Türkiye'nin, Avrupa Birliği'nden (AB) müzakere tarihi alması beklenen 17 Aralık öncesinde, "Kıbrıs şartı" gündemin birinci maddesini oluşturuyor.
"Türkiye'nin Kıbrıs Cumhuriyeti'ni tanıması" tartışmalarını değerlendiren siyasi parti temsilcileri, Kıbrıs Cumhuriyeti'nin AB üyesi 25 ülke arasında yerini aldığı gerçeğinden hareket ederek, müzakere sürecinde Türkiye-Kıbrıs Cumhuriyeti arasındaki ilişkilerin "kendiliğinden" gelişeceği görüşünde.
"Türkiye Kıbrıs'ı er-geç tanıyacak"
Ulusal Birlik Partisi (UBP) Genel Başkanı Derviş Eroğlu, Ankara-AB arasında imzalanacak protokolle Türkiye'nin, 25 AB üyesi ülke arasında yer alan Kıbrıs Cumhuriyeti'ni de tanımış olacağını belirtti; "O zaman KKTC ne olacak?" diye sordu.
Barış ve Demokrasi Hareketi (BDH) Genel Başkanı Mustafa Akıncı ise, "17 Aralık'ta resmen tanıma beklemiyoruz. Ancak gelişen süreçte Kıbrıs sorununu çözemezsek, Kıbrıslırumların yönettiği Kıbrıs Cumhuriyeti'ni Türkiye resmen tanıyacak" dedi. Akıncı, "Annan Planı'nda Kıbrıslıtürklerin 'evet'ini geriye götürmeyecek, sınırlı müzakere" önerdi.
Toplumcu Kurtuluş Partisi (TKP) Genel Başkanı Hüseyin Angolemli, Kıbrıs Türk Devleti'nin ilan edilmesini isterken; Birleşik Kıbrıs Partisi (BKP) Genel Sekreteri İzzet İzcan, Türkiye-Ermenistan örneğini vererek, "Türkiye Kıbrıs Cumhuriyeti'ni tanıyabilir, ama diplomatik ilişki kurmaz" dedi.
Yeni Parti (YP) Genel Başkanı Nuri Çevikel ise, bu sürecin sürpriz sayılamayacağını söyledi, Türkiye'nin Kıbrıs Cumhuriyeti'ni tanımadan da sorunları aşabileceğini savundu.
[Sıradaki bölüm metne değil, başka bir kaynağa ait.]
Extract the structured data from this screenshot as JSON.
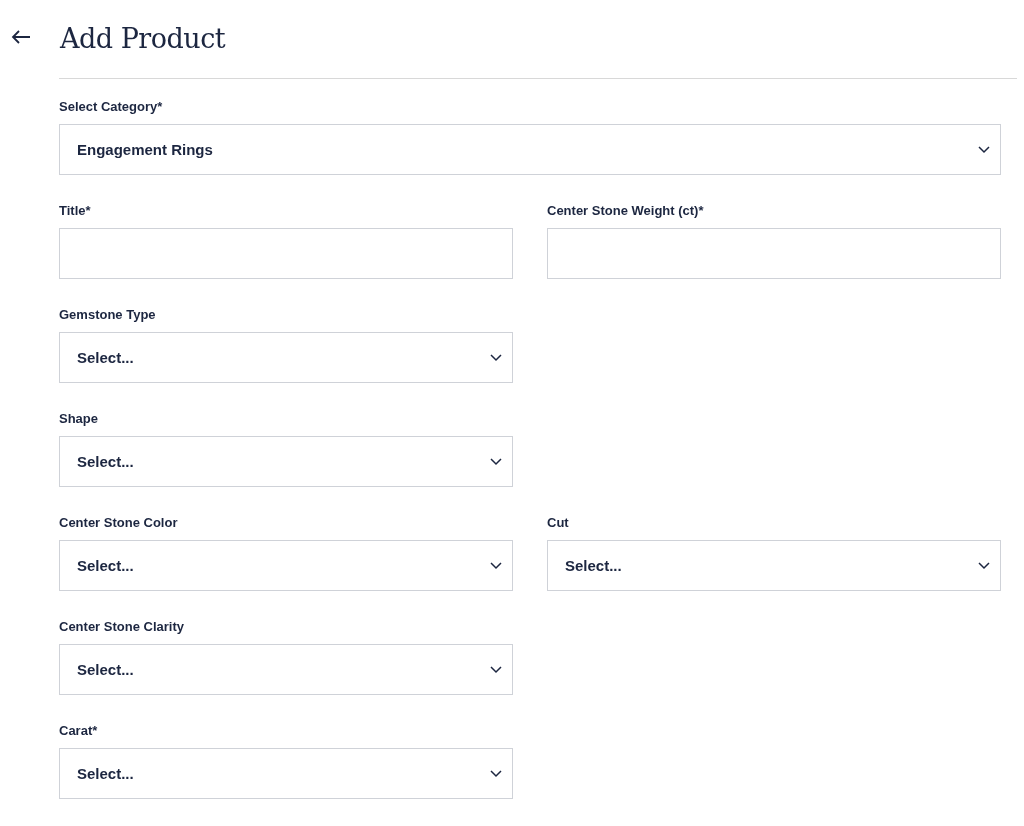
{
  "header": {
    "title": "Add Product"
  },
  "category": {
    "label": "Select Category*",
    "kind": "select",
    "value": "Engagement Rings"
  },
  "rows": [
    {
      "fields": [
        {
          "label": "Title*",
          "kind": "text"
        },
        {
          "label": "Center Stone Weight (ct)*",
          "kind": "text"
        }
      ]
    },
    {
      "fields": [
        {
          "label": "Gemstone Type",
          "kind": "select",
          "value": "Select..."
        }
      ]
    },
    {
      "fields": [
        {
          "label": "Shape",
          "kind": "select",
          "value": "Select..."
        }
      ]
    },
    {
      "fields": [
        {
          "label": "Center Stone Color",
          "kind": "select",
          "value": "Select..."
        },
        {
          "label": "Cut",
          "kind": "select",
          "value": "Select..."
        }
      ]
    },
    {
      "fields": [
        {
          "label": "Center Stone Clarity",
          "kind": "select",
          "value": "Select..."
        }
      ]
    },
    {
      "fields": [
        {
          "label": "Carat*",
          "kind": "select",
          "value": "Select..."
        }
      ]
    }
  ]
}
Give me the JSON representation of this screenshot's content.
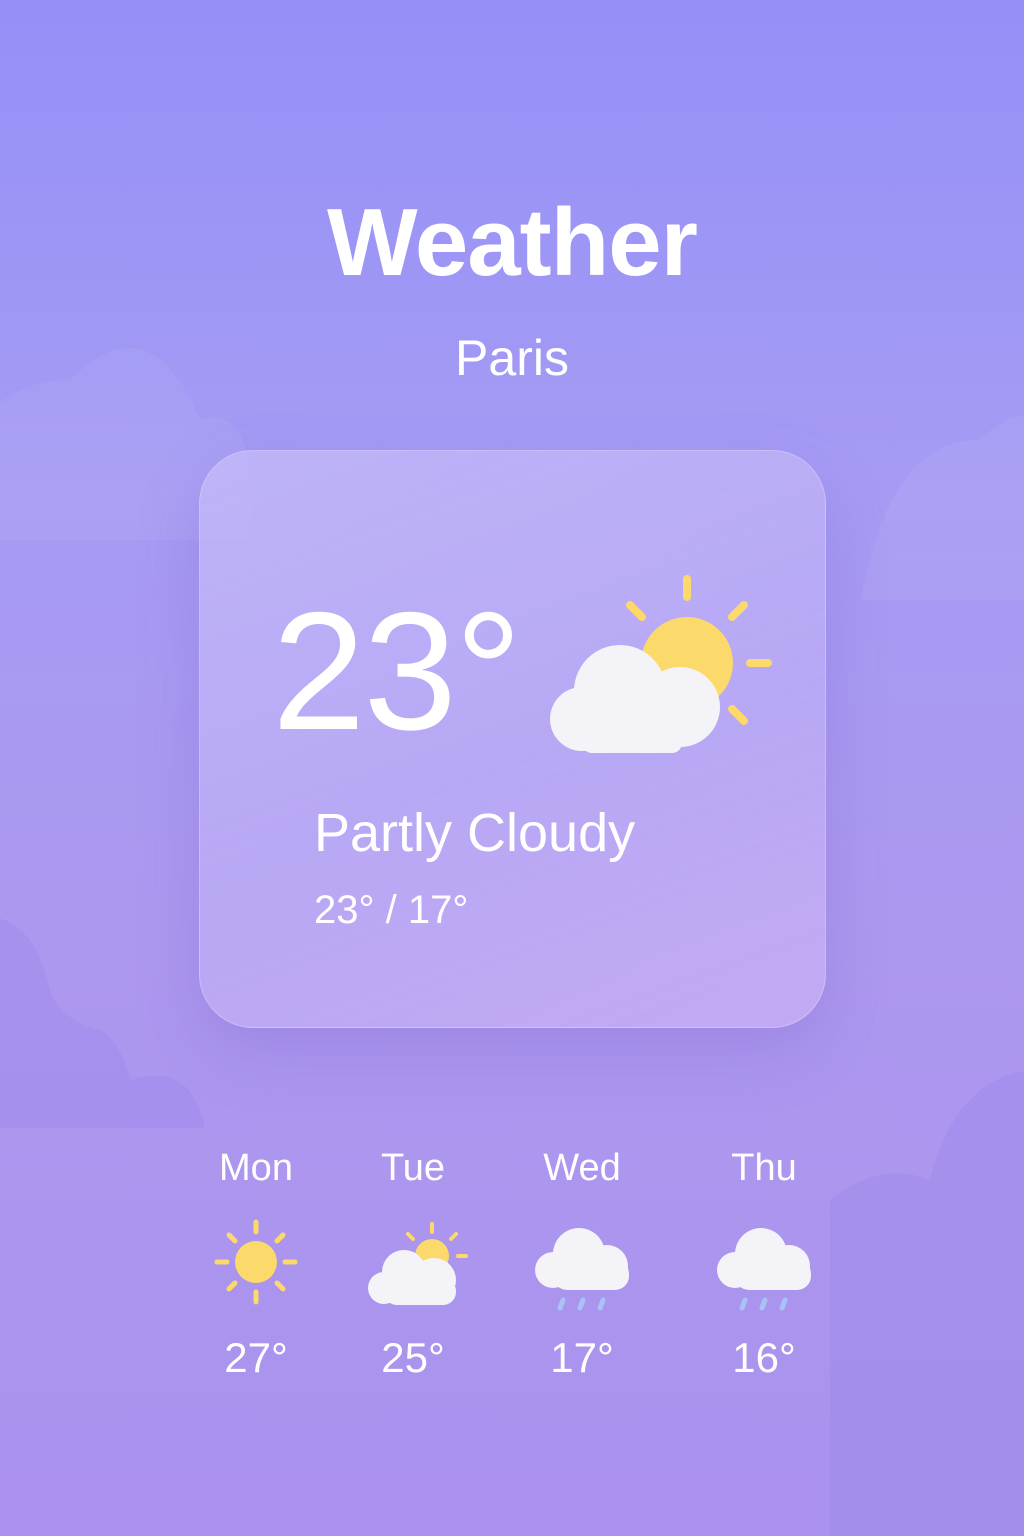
{
  "header": {
    "title": "Weather",
    "city": "Paris"
  },
  "current": {
    "temperature": "23°",
    "condition": "Partly Cloudy",
    "high_low": "23° / 17°",
    "icon": "partly-cloudy-icon"
  },
  "forecast": [
    {
      "day": "Mon",
      "temp": "27°",
      "icon": "sun-icon"
    },
    {
      "day": "Tue",
      "temp": "25°",
      "icon": "partly-cloudy-icon"
    },
    {
      "day": "Wed",
      "temp": "17°",
      "icon": "rain-cloud-icon"
    },
    {
      "day": "Thu",
      "temp": "16°",
      "icon": "rain-cloud-icon"
    }
  ],
  "colors": {
    "background_top": "#9490f7",
    "background_bottom": "#aa92ee",
    "sun": "#fbd96a",
    "cloud": "#f3f3f8",
    "rain": "#a9c2f5",
    "text": "#ffffff"
  }
}
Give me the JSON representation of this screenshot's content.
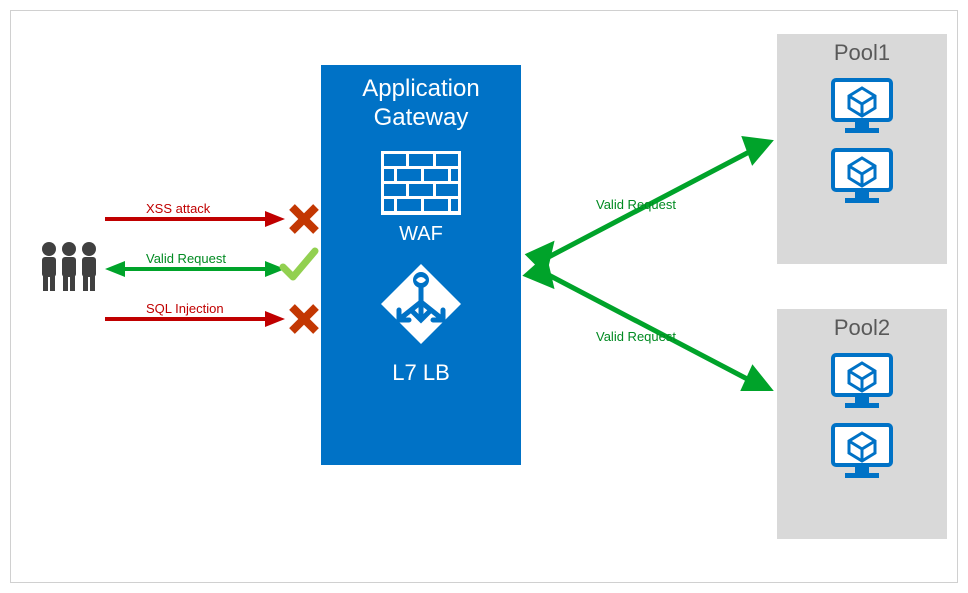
{
  "gateway": {
    "title_line1": "Application",
    "title_line2": "Gateway",
    "waf_label": "WAF",
    "l7lb_label": "L7 LB"
  },
  "pools": {
    "pool1_title": "Pool1",
    "pool2_title": "Pool2"
  },
  "labels": {
    "xss_attack": "XSS attack",
    "valid_request_left": "Valid Request",
    "sql_injection": "SQL Injection",
    "valid_request_top": "Valid Request",
    "valid_request_bottom": "Valid Request"
  },
  "colors": {
    "azure_blue": "#0072C6",
    "red": "#C00000",
    "green": "#00A32A",
    "grey_box": "#d9d9d9",
    "grey_text": "#595959"
  }
}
UBP Genel Başkanı Eroğlu, BDH Genel Başkanı Akıncı, TKP Genel Başkanı Angolemli, BKP Genel Sekreteri İzcan ve YP Genel Başkanı Çevikel; "Türkiye'nin Kıbrıs Cumhuriyeti'ni tanıması" tartışmalarını değerlendirdi:
Eroğlu: Türkiye Kıbrıs'ı tanımamalı
* Ankara-AB arasında imzalanacak protokolle, Türkiye, 25 AB üyesi arasında yer alan, Kıbrıslırumların yönetimindeki Kıbrıs Cumhuriyeti'ni de zaten tanımış olacak. O zaman KKTC'nin durumu da yeniden gündeme gelecek.
* AB üyesi olmuş diğer ülkelere yapılmayanlar, Türkiye'ye yapılıyor. Bu, Türkiye'nin kolay hazmedebileceği bir gelişme değil.
* Biz tavrımızı, Türkiye'nin Kıbrıs Cumhuriyeti'ni tanımaması yönünde ortaya koymalıyız. Türkiye'nin Kıbrıs Cumhuriyeti'ni resmen tanıması, KKTC'nin ve uluslar arası nitelik taşıyan 1960 anlaşmalarının yok sayılmasına neden olabilir.
Akıncı: Biz sorunu çözemezsek, tanıma kaçınılmaz
* 17 Aralık'a giden süreçte Kıbrısrumları, kendi görüşlerine yakın bir metnin ortaya çıkmasına çalışıyor.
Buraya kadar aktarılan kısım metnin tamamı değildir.